Est-il prudent de partir golfer en Turquie ?

15 octobre 2014

Une fois n’est pas coutume, nous revenons sur l’actualité pour vous donner toutes les clés de compréhension de la situation au Moyen Orient. Si vous êtes inquiet pour votre prochain séjour en Turquie, voici quelques bonnes raisons de garder la tête froide.

Chaulieu

L’importance de correctement se documenter

L’actualité du moment se concentre sur l’intervention d’une coalition de pays, dont la France, en Syrie pour empêcher le développement d’un État naissant jugé illégitime par la communauté internationale. Chez Planet Golf Antalya, nous sommes des spectateurs attentifs de ces évènements, car notre activité consiste exclusivement à permettre aux golfeurs français de golfer en Turquie et particulièrement dans la région balnéaire de Belek. Vous êtes nombreux à solliciter nos conseils et recommandations vis-à-vis de ce conflit et il est pour nous fondamental d’adopter une position claire et sans compromis.

À juste titre, certains se demandent s’il est prudent de se rendre à Belek dans les semaines à venir. Nous comprenons parfaitement ce questionnement. Nous savons qu’un séjour est avant tout une affaire de confiance et de sécurité. Tout le luxe du monde ne pourra jamais rattraper un déficit de confiance. C’est pourquoi nous avons décidé de publier ici notre avis. Cet article qui marque un radical changement de ligne éditoriale est indispensable pour clarifier la situation. Mais nous vous conseillons également d’aller enrichir cette lecture par d’autres sources comme les bulletins d’informations du Ministère des Affaires Etrangères, les reportages des principaux sites de presse en ligne. Le Figaro et le Monde se distinguent pour leur excellent traitement des affaires extérieures. Le Guardian pour les anglophones est une référence pour ces mêmes questions. Nous émettons un bémol pour le média télévisé qui, de par sa nature propre, favorise l’émotion et le sensationnel plutôt que la réflexion et ne saurait à notre avis vous apporter la sérénité nécessaire à une juste compréhension des évènements.

Réponses aux inquiétudes

Deux points essentiels nécessitent une information détaillée et une froide rigueur. Il y a d’abord la question culturelle qui surgit avec force depuis le monstrueux assassinat de Hervé Gourdel. Une peur légitime est née de cet acte odieux et l’on peut se demander s’il est prudent de se rendre dans une région de culture musulmane alors que notre pays est en guerre contre l’État Islamique.
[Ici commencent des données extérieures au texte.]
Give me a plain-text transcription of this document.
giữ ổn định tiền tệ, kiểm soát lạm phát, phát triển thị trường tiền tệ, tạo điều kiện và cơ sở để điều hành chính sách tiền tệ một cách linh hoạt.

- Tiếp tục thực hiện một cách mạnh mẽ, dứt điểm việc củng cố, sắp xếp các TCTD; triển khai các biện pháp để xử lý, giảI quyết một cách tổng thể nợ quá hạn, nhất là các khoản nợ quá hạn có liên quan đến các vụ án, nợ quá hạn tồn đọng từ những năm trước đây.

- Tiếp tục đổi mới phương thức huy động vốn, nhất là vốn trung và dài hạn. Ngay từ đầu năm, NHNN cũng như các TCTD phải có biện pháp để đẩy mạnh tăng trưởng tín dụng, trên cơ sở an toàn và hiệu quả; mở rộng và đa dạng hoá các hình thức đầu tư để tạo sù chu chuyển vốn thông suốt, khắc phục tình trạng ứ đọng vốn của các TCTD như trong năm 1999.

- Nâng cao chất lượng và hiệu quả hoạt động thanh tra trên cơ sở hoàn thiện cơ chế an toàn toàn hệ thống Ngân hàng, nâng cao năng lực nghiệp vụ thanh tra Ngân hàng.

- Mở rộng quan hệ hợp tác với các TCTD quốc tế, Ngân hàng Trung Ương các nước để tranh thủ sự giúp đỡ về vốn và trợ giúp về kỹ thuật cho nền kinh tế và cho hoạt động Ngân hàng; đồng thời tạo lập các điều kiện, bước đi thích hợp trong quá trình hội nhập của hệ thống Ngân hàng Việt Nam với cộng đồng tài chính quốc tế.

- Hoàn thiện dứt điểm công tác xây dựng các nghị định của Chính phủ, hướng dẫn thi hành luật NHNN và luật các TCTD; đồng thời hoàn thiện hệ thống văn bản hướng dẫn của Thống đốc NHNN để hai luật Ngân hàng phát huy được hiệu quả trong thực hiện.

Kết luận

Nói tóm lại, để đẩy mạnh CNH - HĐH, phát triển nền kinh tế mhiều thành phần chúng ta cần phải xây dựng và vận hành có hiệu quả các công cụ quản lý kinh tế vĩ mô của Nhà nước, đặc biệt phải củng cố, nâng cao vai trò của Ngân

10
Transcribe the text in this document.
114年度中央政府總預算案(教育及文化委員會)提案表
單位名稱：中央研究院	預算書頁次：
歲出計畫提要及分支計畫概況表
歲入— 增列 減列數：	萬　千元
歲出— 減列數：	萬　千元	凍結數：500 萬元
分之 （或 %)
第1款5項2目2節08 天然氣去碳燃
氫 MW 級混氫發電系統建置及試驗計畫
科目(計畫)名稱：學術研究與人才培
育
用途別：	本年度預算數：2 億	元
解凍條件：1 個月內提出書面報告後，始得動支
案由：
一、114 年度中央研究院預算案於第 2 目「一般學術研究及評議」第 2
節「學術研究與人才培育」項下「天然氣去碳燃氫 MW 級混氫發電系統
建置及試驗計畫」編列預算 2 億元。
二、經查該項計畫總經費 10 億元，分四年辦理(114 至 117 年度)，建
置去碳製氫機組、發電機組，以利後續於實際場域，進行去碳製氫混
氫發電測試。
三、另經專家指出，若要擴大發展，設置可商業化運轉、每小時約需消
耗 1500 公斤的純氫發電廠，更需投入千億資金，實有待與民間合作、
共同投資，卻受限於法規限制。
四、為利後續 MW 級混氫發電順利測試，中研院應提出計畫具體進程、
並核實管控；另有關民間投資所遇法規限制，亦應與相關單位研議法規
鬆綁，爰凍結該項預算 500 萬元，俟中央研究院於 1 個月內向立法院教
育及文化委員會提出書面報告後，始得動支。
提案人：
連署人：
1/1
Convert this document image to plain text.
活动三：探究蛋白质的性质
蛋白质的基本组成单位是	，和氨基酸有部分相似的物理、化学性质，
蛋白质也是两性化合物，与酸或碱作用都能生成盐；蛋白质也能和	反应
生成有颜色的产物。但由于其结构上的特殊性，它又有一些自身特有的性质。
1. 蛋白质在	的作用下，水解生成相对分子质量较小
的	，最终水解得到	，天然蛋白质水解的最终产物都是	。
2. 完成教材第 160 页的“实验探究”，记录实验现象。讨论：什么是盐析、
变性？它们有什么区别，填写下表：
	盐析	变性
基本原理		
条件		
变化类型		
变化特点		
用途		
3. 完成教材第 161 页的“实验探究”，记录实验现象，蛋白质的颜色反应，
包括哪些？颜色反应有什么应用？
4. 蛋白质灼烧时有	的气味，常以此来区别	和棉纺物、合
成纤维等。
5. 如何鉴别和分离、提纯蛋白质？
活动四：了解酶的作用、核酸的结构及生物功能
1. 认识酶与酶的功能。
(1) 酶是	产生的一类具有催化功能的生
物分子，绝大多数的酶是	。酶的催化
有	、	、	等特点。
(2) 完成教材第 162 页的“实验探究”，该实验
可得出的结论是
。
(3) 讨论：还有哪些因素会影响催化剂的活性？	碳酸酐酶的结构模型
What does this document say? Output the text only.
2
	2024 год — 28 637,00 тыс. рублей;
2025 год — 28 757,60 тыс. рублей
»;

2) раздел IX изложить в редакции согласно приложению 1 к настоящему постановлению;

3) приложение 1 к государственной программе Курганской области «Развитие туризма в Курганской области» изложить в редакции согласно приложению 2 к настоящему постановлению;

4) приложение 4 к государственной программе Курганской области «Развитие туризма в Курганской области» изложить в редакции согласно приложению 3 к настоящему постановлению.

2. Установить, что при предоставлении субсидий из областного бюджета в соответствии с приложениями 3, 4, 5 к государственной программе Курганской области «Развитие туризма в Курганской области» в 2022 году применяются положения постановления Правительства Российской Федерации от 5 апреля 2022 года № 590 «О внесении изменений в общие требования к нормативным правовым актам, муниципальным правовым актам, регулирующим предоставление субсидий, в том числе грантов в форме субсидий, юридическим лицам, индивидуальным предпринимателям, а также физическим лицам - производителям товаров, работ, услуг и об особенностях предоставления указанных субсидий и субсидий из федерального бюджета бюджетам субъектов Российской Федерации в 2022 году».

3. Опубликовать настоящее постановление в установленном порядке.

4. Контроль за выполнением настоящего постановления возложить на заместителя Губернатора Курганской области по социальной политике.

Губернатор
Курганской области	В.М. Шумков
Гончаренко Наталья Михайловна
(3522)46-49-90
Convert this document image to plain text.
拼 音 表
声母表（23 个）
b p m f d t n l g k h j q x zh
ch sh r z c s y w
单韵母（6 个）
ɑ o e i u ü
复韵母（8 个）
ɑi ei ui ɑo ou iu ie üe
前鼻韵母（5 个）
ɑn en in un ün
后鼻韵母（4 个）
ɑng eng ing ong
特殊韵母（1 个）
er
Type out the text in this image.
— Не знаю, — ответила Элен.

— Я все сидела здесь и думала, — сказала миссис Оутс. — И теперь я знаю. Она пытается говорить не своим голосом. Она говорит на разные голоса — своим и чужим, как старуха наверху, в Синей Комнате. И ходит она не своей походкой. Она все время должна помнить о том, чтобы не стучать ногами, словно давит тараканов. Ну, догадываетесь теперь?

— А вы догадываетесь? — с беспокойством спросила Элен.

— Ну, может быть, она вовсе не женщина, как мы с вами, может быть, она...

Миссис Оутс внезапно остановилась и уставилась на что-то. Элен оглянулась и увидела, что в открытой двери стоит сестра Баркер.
Puis, il y a le climat géopolitique, un sac de noeuds difficilement compréhensible, d’où ressortent partiellement certaines informations loin d’être rassurantes : la Turquie à présent engagée dans le conflit syrien, les affrontements populaires qui sévissent dans quelques villes turques ou encore l’attentisme de l’armée turque. Nous pensons qu’il est nécessaire de répondre à ces deux questions, celle d’une éventuelle rivalité entre culture locale et ressortissants occidentaux et celle des évènements liés au conflit syrien.

Une animosité culturelle ?

Rappelons avant tout notre profonde tristesse et notre choc devant la mort de notre compatriote Hervé Gourdel. La France entière s’est émue du drame et le gouvernement a réagi en publiant une liste de pays à éviter. Nous avons appris avec stupeur que la Turquie était placée sur cette liste. Notre incompréhension s’est rapidement doublée d’un profond sentiment d’injustice : la Turquie est effectivement un pays de tradition musulmane, mais cela suffit-il à la classer dans cette liste de pays à risques? Nous en doutons. Par ailleurs, le site internet du Ministère des Affaires Etrangères ne déconseille pas de se rendre en Turquie qui est, hormis la frontière avec la Syrie, toujours classée en zone verte. Il semblerait donc que cette liste ne reflète pas l’avis officiel du Quai d’Orsay et soit davantage un coup de communication pour donner l’illusion d’une réaction politique forte.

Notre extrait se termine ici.